Sunday, August 28, 2016

An open letter to the Epipen girl, Heather Bresch

Dear Heather Bresch,

You are the CEO of Mylan, owner of the rights to the Epipen, a life saving drug delivery system. The Epipen is used to save people from anaphylactic shock, a rapid response of the immune system to food like eggs and peanuts. I know because I have one. You are in the news because of the rapid rise of the cost of the Epipen.

I got an Epipen after watching my daughter puff up like a balloon one day after accidentally ingesting a small bit of raw egg. I know what it's like to go to the emergency room and watch a medical team work with amazing skill to help stabilize the vital signs of my daughter. Like many other parents, I know the sense of security I had just having that Epipen around. So yeah, the Epipen is an amazing product. I also know that they're expensive.

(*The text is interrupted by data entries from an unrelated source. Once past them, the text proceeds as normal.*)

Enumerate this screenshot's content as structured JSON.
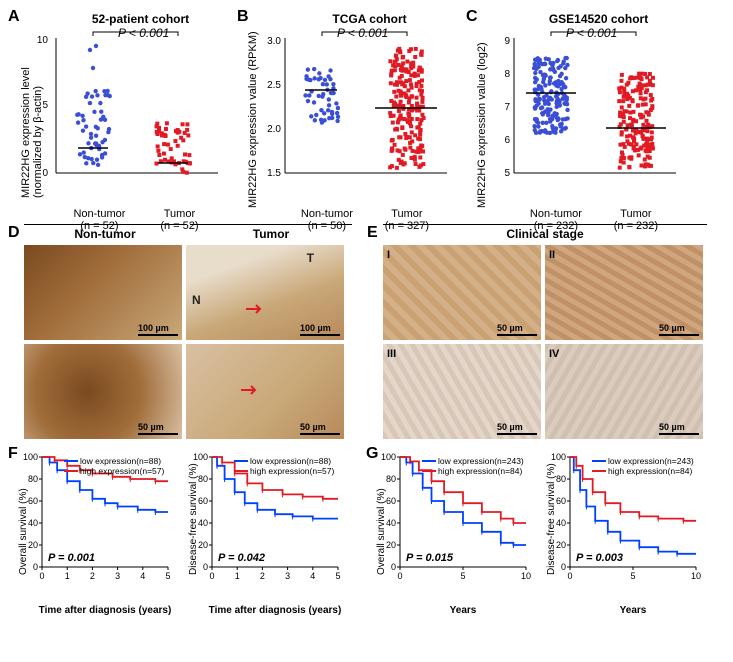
{
  "panelA": {
    "label": "A",
    "title": "52-patient cohort",
    "pvalue": "P < 0.001",
    "ylabel": "MIR22HG expression level\n(normalized by β-actin)",
    "ylim": [
      0,
      10
    ],
    "ytick_step": 5,
    "groups": [
      {
        "name": "Non-tumor",
        "n": "(n = 52)",
        "color": "#3b4fd6"
      },
      {
        "name": "Tumor",
        "n": "(n = 52)",
        "color": "#e01b24"
      }
    ]
  },
  "panelB": {
    "label": "B",
    "title": "TCGA cohort",
    "pvalue": "P < 0.001",
    "ylabel": "MIR22HG expression value (RPKM)",
    "ylim": [
      1.5,
      3.0
    ],
    "ytick_step": 0.5,
    "groups": [
      {
        "name": "Non-tumor",
        "n": "(n = 50)",
        "color": "#3b4fd6"
      },
      {
        "name": "Tumor",
        "n": "(n = 327)",
        "color": "#e01b24"
      }
    ]
  },
  "panelC": {
    "label": "C",
    "title": "GSE14520 cohort",
    "pvalue": "P < 0.001",
    "ylabel": "MIR22HG expression value (log2)",
    "ylim": [
      5,
      9
    ],
    "ytick_step": 1,
    "groups": [
      {
        "name": "Non-tumor",
        "n": "(n = 232)",
        "color": "#3b4fd6"
      },
      {
        "name": "Tumor",
        "n": "(n = 232)",
        "color": "#e01b24"
      }
    ]
  },
  "panelD": {
    "label": "D",
    "headers": [
      "Non-tumor",
      "Tumor"
    ],
    "tumor_marks": {
      "T": "T",
      "N": "N"
    },
    "scales": [
      "100 µm",
      "100 µm",
      "50 µm",
      "50 µm"
    ],
    "colors": {
      "dark": "#8a5a2a",
      "light": "#d9c0a3",
      "pale": "#e8dccb"
    }
  },
  "panelE": {
    "label": "E",
    "header": "Clinical stage",
    "stages": [
      "I",
      "II",
      "III",
      "IV"
    ],
    "scale": "50 µm",
    "colors": {
      "I": "#c9a173",
      "II": "#c09066",
      "III": "#d8c7b8",
      "IV": "#d0c0b0"
    }
  },
  "panelF": {
    "label": "F",
    "charts": [
      {
        "ylabel": "Overall survival (%)",
        "xlabel": "Time after diagnosis (years)",
        "pvalue": "P = 0.001",
        "legend": [
          {
            "text": "low expression(n=88)",
            "color": "#0040ff"
          },
          {
            "text": "high expression(n=57)",
            "color": "#e01b24"
          }
        ],
        "xlim": [
          0,
          5
        ],
        "ylim": [
          0,
          100
        ],
        "ytick_step": 20,
        "xtick_step": 1
      },
      {
        "ylabel": "Disease-free survival (%)",
        "xlabel": "Time after diagnosis (years)",
        "pvalue": "P = 0.042",
        "legend": [
          {
            "text": "low expression(n=88)",
            "color": "#0040ff"
          },
          {
            "text": "high expression(n=57)",
            "color": "#e01b24"
          }
        ],
        "xlim": [
          0,
          5
        ],
        "ylim": [
          0,
          100
        ],
        "ytick_step": 20,
        "xtick_step": 1
      }
    ]
  },
  "panelG": {
    "label": "G",
    "charts": [
      {
        "ylabel": "Overall survival (%)",
        "xlabel": "Years",
        "pvalue": "P = 0.015",
        "legend": [
          {
            "text": "low expression(n=243)",
            "color": "#0040ff"
          },
          {
            "text": "high expression(n=84)",
            "color": "#e01b24"
          }
        ],
        "xlim": [
          0,
          10
        ],
        "ylim": [
          0,
          100
        ],
        "ytick_step": 20,
        "xtick_step": 5
      },
      {
        "ylabel": "Disease-free survival (%)",
        "xlabel": "Years",
        "pvalue": "P = 0.003",
        "legend": [
          {
            "text": "low expression(n=243)",
            "color": "#0040ff"
          },
          {
            "text": "high expression(n=84)",
            "color": "#e01b24"
          }
        ],
        "xlim": [
          0,
          10
        ],
        "ylim": [
          0,
          100
        ],
        "ytick_step": 20,
        "xtick_step": 5
      }
    ]
  }
}
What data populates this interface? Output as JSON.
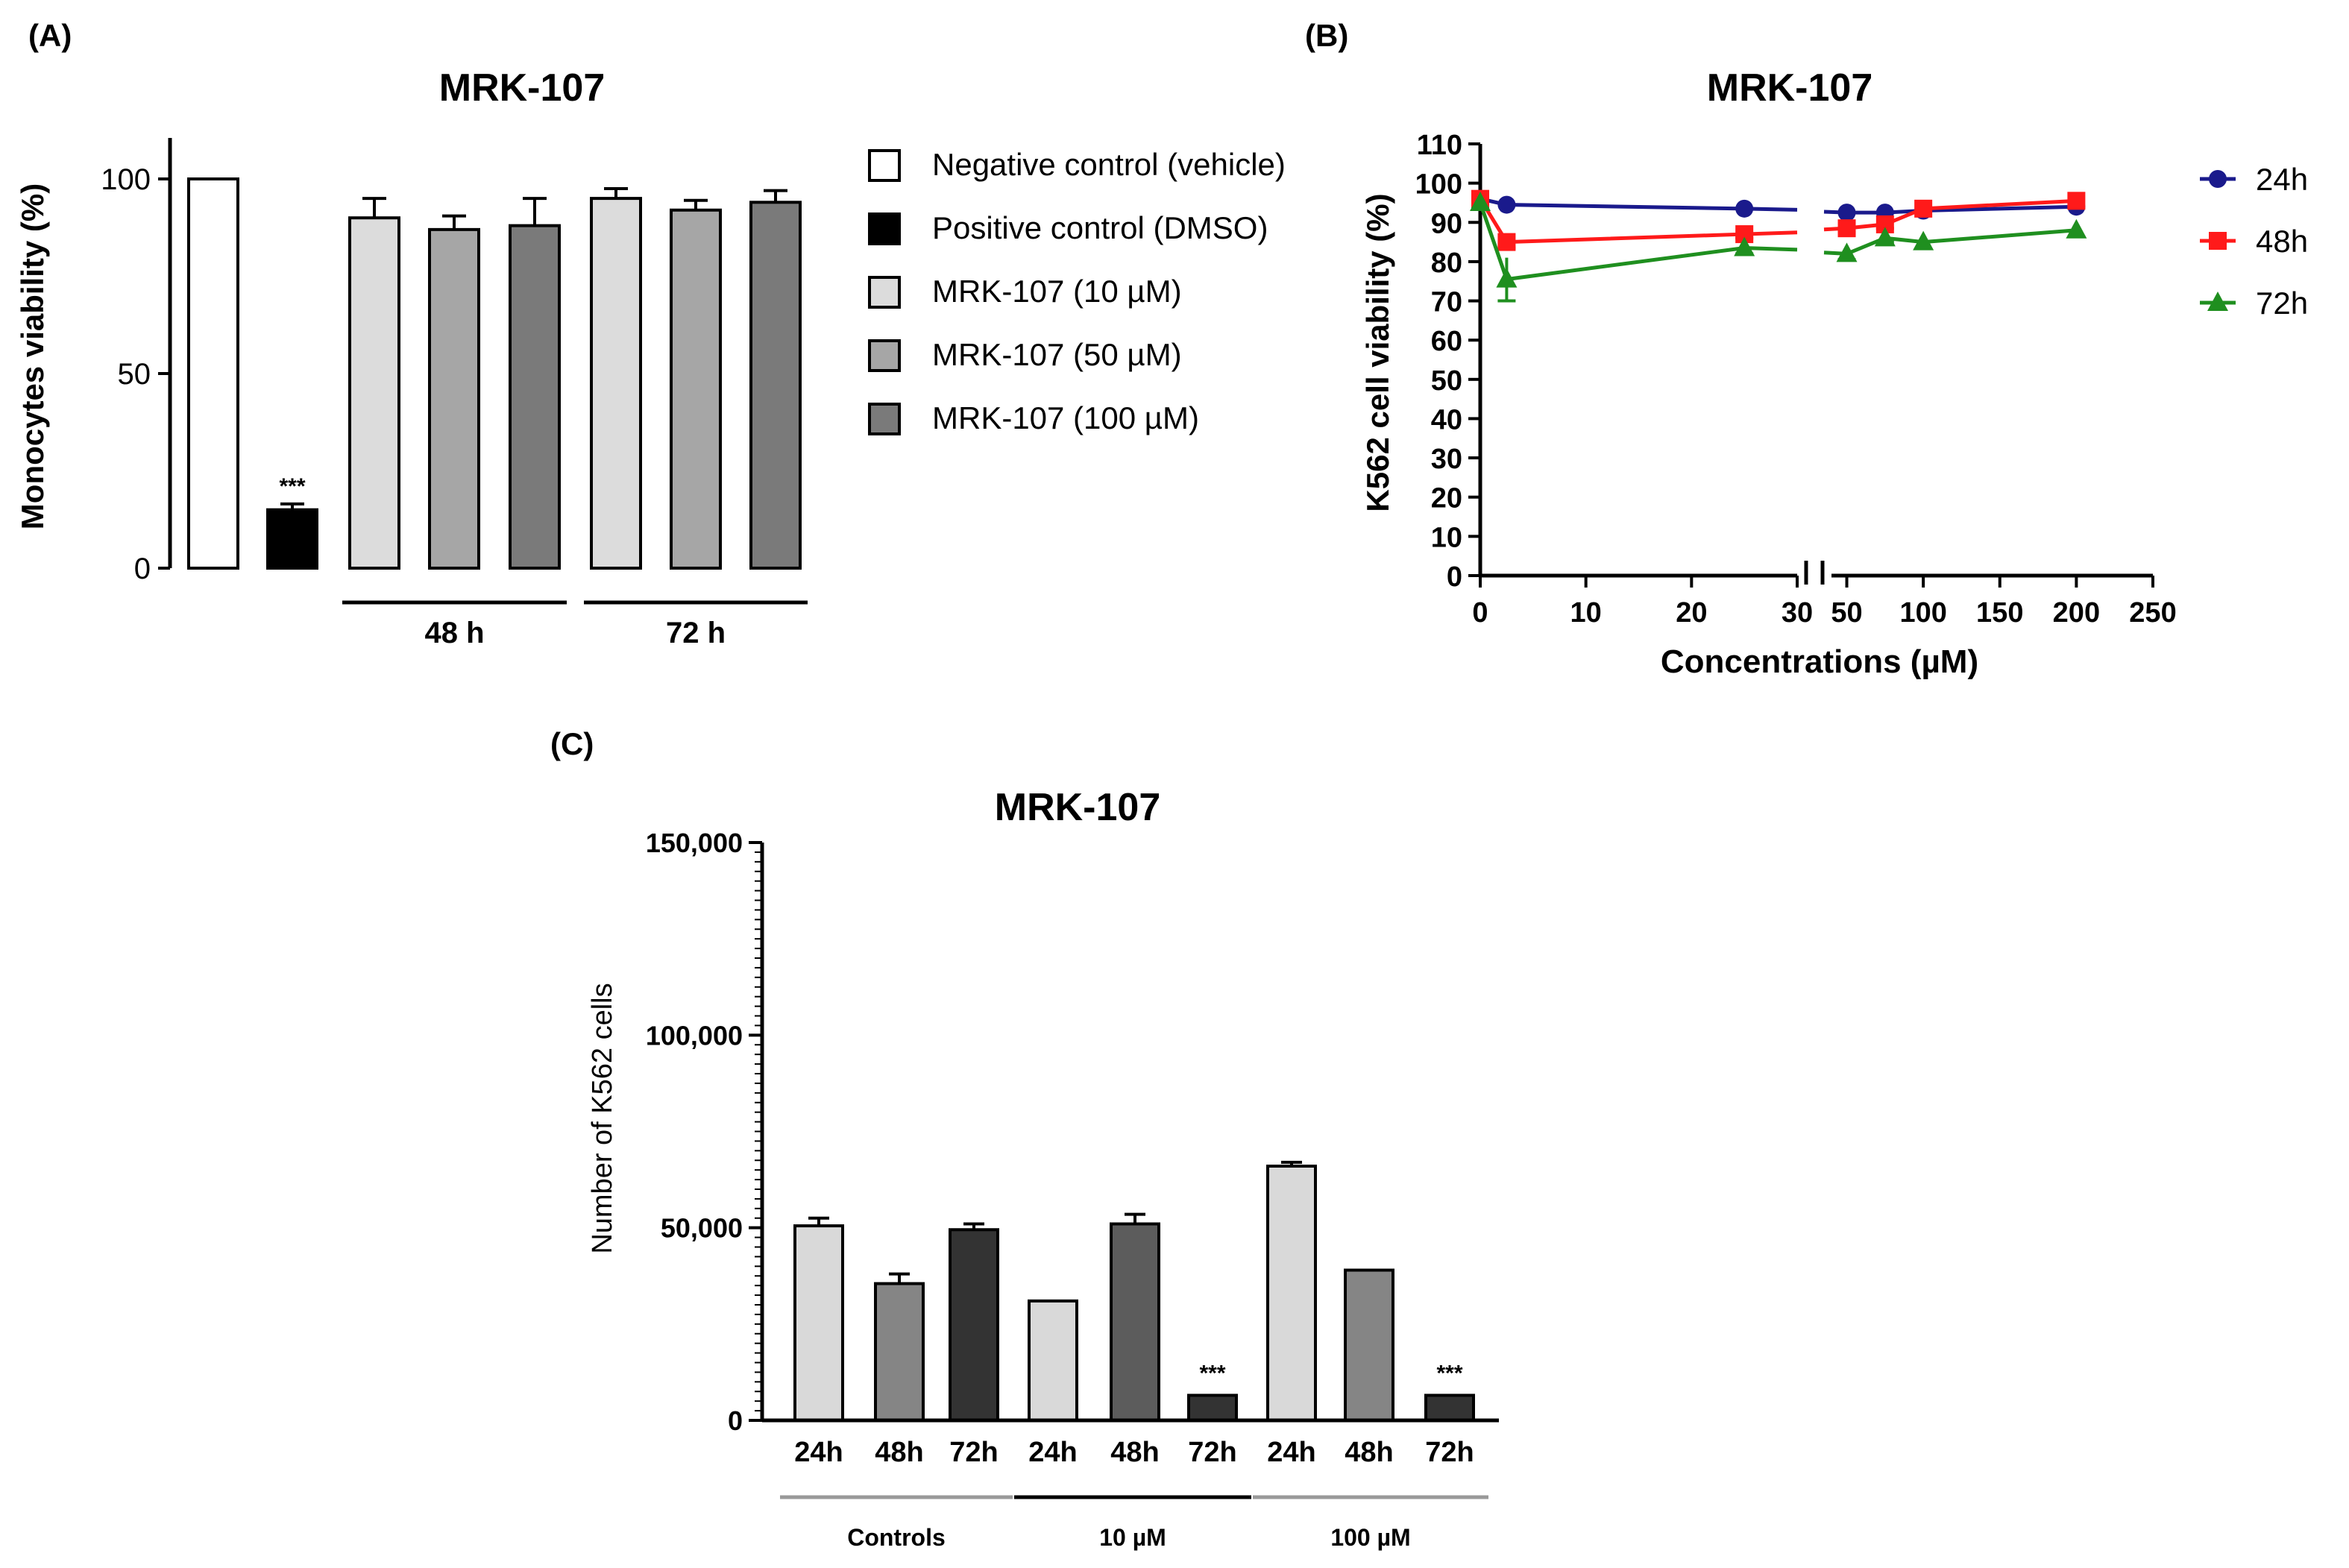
{
  "figure": {
    "panel_a_label": "(A)",
    "panel_b_label": "(B)",
    "panel_c_label": "(C)"
  },
  "chart_data": [
    {
      "id": "A",
      "type": "bar",
      "title": "MRK-107",
      "ylabel": "Monocytes viability (%)",
      "ylim": [
        0,
        110
      ],
      "yticks": [
        "0",
        "50",
        "100"
      ],
      "ytick_values": [
        0,
        50,
        100
      ],
      "categories": [
        "Negative control (vehicle)",
        "Positive control (DMSO)",
        "MRK-107 (10 µM) 48 h",
        "MRK-107 (50 µM) 48 h",
        "MRK-107 (100 µM) 48 h",
        "MRK-107 (10 µM) 72 h",
        "MRK-107 (50 µM) 72 h",
        "MRK-107 (100 µM) 72 h"
      ],
      "values": [
        100,
        15,
        90,
        87,
        88,
        95,
        92,
        94
      ],
      "errors": [
        0,
        1.5,
        5,
        3.5,
        7,
        2.5,
        2.5,
        3
      ],
      "bar_colors": [
        "#ffffff",
        "#000000",
        "#dcdcdc",
        "#a6a6a6",
        "#7a7a7a",
        "#dcdcdc",
        "#a6a6a6",
        "#7a7a7a"
      ],
      "annotations": [
        {
          "bar": 1,
          "text": "***"
        }
      ],
      "groups": [
        {
          "label": "48 h",
          "from": 2,
          "to": 4
        },
        {
          "label": "72 h",
          "from": 5,
          "to": 7
        }
      ],
      "legend": [
        {
          "label": "Negative control (vehicle)",
          "color": "#ffffff"
        },
        {
          "label": "Positive control (DMSO)",
          "color": "#000000"
        },
        {
          "label": "MRK-107 (10 µM)",
          "color": "#dcdcdc"
        },
        {
          "label": "MRK-107 (50 µM)",
          "color": "#a6a6a6"
        },
        {
          "label": "MRK-107 (100 µM)",
          "color": "#7a7a7a"
        }
      ],
      "legend_position": "right"
    },
    {
      "id": "B",
      "type": "line",
      "title": "MRK-107",
      "xlabel": "Concentrations (µM)",
      "ylabel": "K562 cell viability (%)",
      "ylim": [
        0,
        110
      ],
      "yticks": [
        "0",
        "10",
        "20",
        "30",
        "40",
        "50",
        "60",
        "70",
        "80",
        "90",
        "100",
        "110"
      ],
      "ytick_values": [
        0,
        10,
        20,
        30,
        40,
        50,
        60,
        70,
        80,
        90,
        100,
        110
      ],
      "x_segment1": [
        0,
        30
      ],
      "x_segment2": [
        40,
        250
      ],
      "xticks1": [
        "0",
        "10",
        "20",
        "30"
      ],
      "xtick_values1": [
        0,
        10,
        20,
        30
      ],
      "xticks2": [
        "50",
        "100",
        "150",
        "200",
        "250"
      ],
      "xtick_values2": [
        50,
        100,
        150,
        200,
        250
      ],
      "series": [
        {
          "name": "24h",
          "color": "#1a1a8c",
          "marker": "circle",
          "x": [
            0,
            2.5,
            25,
            50,
            75,
            100,
            200
          ],
          "values": [
            96,
            94.5,
            93.5,
            92.5,
            92.5,
            93,
            94
          ],
          "errors": [
            1,
            0.5,
            0.5,
            0.5,
            0.5,
            0.5,
            0.5
          ]
        },
        {
          "name": "48h",
          "color": "#ff1a1a",
          "marker": "square",
          "x": [
            0,
            2.5,
            25,
            50,
            75,
            100,
            200
          ],
          "values": [
            96,
            85,
            87,
            88.5,
            89.5,
            93.5,
            95.5
          ],
          "errors": [
            1,
            1.5,
            1,
            1,
            1,
            0.5,
            0.5
          ]
        },
        {
          "name": "72h",
          "color": "#1f8f1f",
          "marker": "triangle",
          "x": [
            0,
            2.5,
            25,
            50,
            75,
            100,
            200
          ],
          "values": [
            95,
            75.5,
            83.5,
            82,
            86,
            85,
            88
          ],
          "errors": [
            1.5,
            5.5,
            1.5,
            1.5,
            1,
            0.5,
            0.5
          ]
        }
      ],
      "legend_position": "right"
    },
    {
      "id": "C",
      "type": "bar",
      "title": "MRK-107",
      "ylabel": "Number of K562 cells",
      "ylim": [
        0,
        150000
      ],
      "yticks": [
        "0",
        "50,000",
        "100,000",
        "150,000"
      ],
      "ytick_values": [
        0,
        50000,
        100000,
        150000
      ],
      "categories": [
        "24h",
        "48h",
        "72h",
        "24h",
        "48h",
        "72h",
        "24h",
        "48h",
        "72h"
      ],
      "values": [
        50500,
        35500,
        49500,
        31000,
        51000,
        6500,
        66000,
        39000,
        6500
      ],
      "errors": [
        2000,
        2500,
        1500,
        0,
        2500,
        0,
        1000,
        0,
        0
      ],
      "bar_colors": [
        "#d9d9d9",
        "#858585",
        "#333333",
        "#d9d9d9",
        "#5c5c5c",
        "#333333",
        "#d9d9d9",
        "#858585",
        "#333333"
      ],
      "annotations": [
        {
          "bar": 5,
          "text": "***"
        },
        {
          "bar": 8,
          "text": "***"
        }
      ],
      "groups": [
        {
          "label": "Controls",
          "from": 0,
          "to": 2,
          "color": "#999999"
        },
        {
          "label": "10 µM",
          "from": 3,
          "to": 5,
          "color": "#000000"
        },
        {
          "label": "100 µM",
          "from": 6,
          "to": 8,
          "color": "#999999"
        }
      ]
    }
  ]
}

Wikipedia has a great summary and analysis of how the Epipen came to be so expensive:
Mylan acquired the right to market the EpiPen line of epinephrine autoinjector devices from Merck KGaA as part of their 2007 deal.[18] The devices deliver about $1 worth of drug.[19] At that time annual sales were around $200M.[19] Heather Bresch, Mylan's CEO, saw an opportunity to increase sales in the US through marketing and advocacy, and the company launched a marketing campaign to increase awareness of the dangers of anaphylaxis for people with severe allergies that made the "EpiPen" brand as identified with epinephrine autoinjectors as "Kleenex" is for facial tissue; the company also successfully lobbied the FDA to broaden the label to include risk of anaphylaxis and in parallel, successfully lobbied Congress to generate legislation making EpiPens available in public places like defibrillators are, and hired the same people that Medtronic had worked with on defibrillator legislation to do so.[19]
You are the CEO of Mylan, a multinational pharmaceutical firm, with worldwide revenues of $9.2 billion a year in 2015. You made the decision to jack up the price of Epipen along with your friends on the board of directors of your company. 

You also conducted a tax inversion at Mylan after purchasing Abbot Labs. So not only did you increase the price of your most visible product by more than 500%, you reincorporated in another country to avoid the taxation of the profits from that and many other products that you sell here. How patriotic.

How, exactly did you get that first job at Mylan? Oh, yeah. Your daddy Joe Manchin mentioned to the Mylan CEO at that time that you were looking for work in 1992. What was your daddy doing at that time? He was a state senator in the state of West Virginia. The same state where Mylan was founded. So good to know that when you have money, you get access to the statehouse, too. Since then, as your daddy went up the government ladder, you went up the corporate ladder.

You were paid nearly $19 million in total compensation last year for your glorious efforts in marketing the Epipen and jacking up the price at the same time. According to New York Magazine, your salary increased from $2,453,456 in 2007 to $18,931,068 in 2016 — an increase of 671 percent. You remain one of the only female CEOs of a Fortune 500 company. You've broken the glass ceiling, so good for you.

Economist Dean Baker has been patiently observing corporate governance for years and has found that outlandish CEO pay is a matter between friends. How does it feel to have a compensation review among friends rather than in an adversarial position like your subordinates? And don't forget that you and your friends on the board decided to make generous donations to the Clinton Foundation, you know, just in case Hillary breaks the glass ceiling while running for president.

So I have a few questions for you. Does life feel any better after the first million a year in compensation? Does life feel any better at $18 million a year than it did at $2 million a year? Or is it relatively the same and now the only thing that matters is the number? Have you considered the possibility that there is a diminishing utility to wealth?

It is people like you that sound the alarm for universal health care. With universal health care, no longer can you outsource the cost of your products to taxpayers. It's people like you that sound the alarm for campaign finance reform. With campaign finance reform, I can finally regain access to the people who purport to represent me in the statehouse and Congress. These are just a few of the reasons why I voted for Bernie Sanders and why I will vote for Jill Stein in November.